Además de la experiencia visual merece la pena estar atento a la música, compuesta por un misterioso Brother Android.

2 comentarios

  1. La verdad es que Pads, no es para tanto, pero sí es muy curioso. Me recuerda un poco a ecochrome.

    Debo admitir que sí me sofocaba perder los puntos de referencia.

  2. Es lo que es, un experimento para que eches dos partidas de cinco minutos, pero en esos cinco minutos rompe muchos de los esquemas a los que estamos habituados.

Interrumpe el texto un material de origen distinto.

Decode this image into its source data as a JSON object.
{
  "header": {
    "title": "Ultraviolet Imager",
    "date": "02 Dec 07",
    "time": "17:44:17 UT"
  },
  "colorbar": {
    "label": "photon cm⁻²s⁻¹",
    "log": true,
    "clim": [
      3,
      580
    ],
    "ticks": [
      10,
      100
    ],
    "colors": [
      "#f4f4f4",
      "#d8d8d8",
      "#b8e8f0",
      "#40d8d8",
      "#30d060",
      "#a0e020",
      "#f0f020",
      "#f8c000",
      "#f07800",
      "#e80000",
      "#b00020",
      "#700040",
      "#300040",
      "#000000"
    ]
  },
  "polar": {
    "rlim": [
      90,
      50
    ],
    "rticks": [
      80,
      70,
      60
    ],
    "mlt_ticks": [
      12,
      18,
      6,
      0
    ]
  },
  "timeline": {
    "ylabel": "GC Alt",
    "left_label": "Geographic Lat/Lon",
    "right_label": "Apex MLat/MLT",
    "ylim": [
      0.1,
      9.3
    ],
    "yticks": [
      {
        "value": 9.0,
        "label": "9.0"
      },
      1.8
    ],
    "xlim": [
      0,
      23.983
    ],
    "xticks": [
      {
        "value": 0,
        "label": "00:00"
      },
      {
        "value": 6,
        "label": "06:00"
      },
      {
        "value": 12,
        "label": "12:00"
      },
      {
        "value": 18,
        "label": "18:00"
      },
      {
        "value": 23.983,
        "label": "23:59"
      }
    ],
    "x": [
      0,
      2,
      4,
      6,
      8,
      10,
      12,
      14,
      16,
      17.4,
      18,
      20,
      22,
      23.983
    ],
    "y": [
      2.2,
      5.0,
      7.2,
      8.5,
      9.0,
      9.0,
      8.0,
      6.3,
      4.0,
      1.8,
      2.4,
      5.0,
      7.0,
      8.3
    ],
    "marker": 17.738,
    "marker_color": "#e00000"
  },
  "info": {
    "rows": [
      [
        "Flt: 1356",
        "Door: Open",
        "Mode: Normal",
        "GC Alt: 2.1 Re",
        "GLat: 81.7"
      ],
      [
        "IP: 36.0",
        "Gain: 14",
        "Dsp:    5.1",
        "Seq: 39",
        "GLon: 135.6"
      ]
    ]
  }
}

En casi todos los juegos las posibilidades de movimiento parecen ilimitadas pero, habitualmente, es sólo apariencia. Casi todos los shooters son pasillos más o menos amplios pero siempre vas hacia adelante y conoces la ruta. Es muy difícil que un juego te provoque la sensación de no tener ni puta idea de dónde estás, y cuando lo hacen suele ser de forma accidental o por alguna pifia de programación o de guión.

    Yo creo que este juego se basa en ir en contra de todo eso, buscar la frustración de que, pese a seguir las instrucciones, no conseguimos el resultado esperado… en el fondo, no hay mucha diferencia entre los cuerpos y el the cake is a lie.